In 2017, 16.89 million tons of textiles were produced in the U.S. Only 15% of that was recycled and almost two-thirds (11.2 million tons) was discarded to landfill, according to the Environmental Protection Agency. Such waste pollutes the environment by contaminating groundwater and forming greenhouse gases when decomposing.
But a study by a team including Bhat and first author Shafiqul Islam, a Ph.D. student at UGA, confirms that recycled textile waste can be used to produce acoustic insulation materials that rival those currently available on the commercial market.
“If we can use significant amounts of recycled products, instead of using new materials for these products, it will reduce the amount of waste going into landfills,” said Bhat, Georgia Athletic Association Professor of Fibers and Textiles in the College of Family and Consumer Sciences.
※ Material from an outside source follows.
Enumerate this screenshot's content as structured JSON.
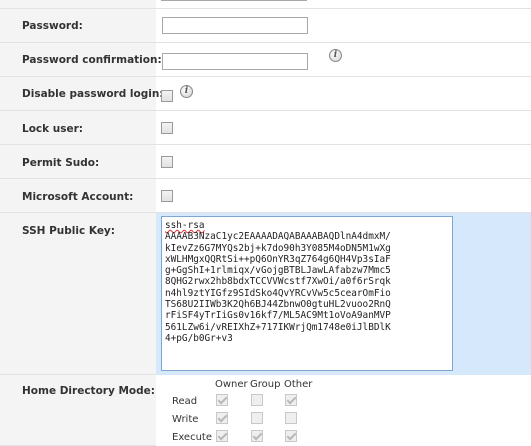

In addition to reducing the amount of textiles going into landfills, using recycled textile waste to produce acoustic insulation materials will help address noise pollution, a growing problem due to urbanization, industrialization and increased use of vehicles, electrical and mechanical appliances in homes and offices. Negative health effects of noise pollution can include stress, high blood pressure, coronary heart disease and stroke.
For one study, Bhat and his team created composite samples made of recycled denim fibers—mainly cotton—combined with compostable fibers using nonwoven techniques. All four samples from recycled denim blocked sound transmission by several decibels more than gypsum board of comparable thickness, one of the most commonly used building insulation materials.
“We’ve shown that recycled textiles have great potential to be used as acoustic insulating materials,” Bhat said. “They perform as well or better than commercially available materials and could be used in buildings, cars and even appliances.”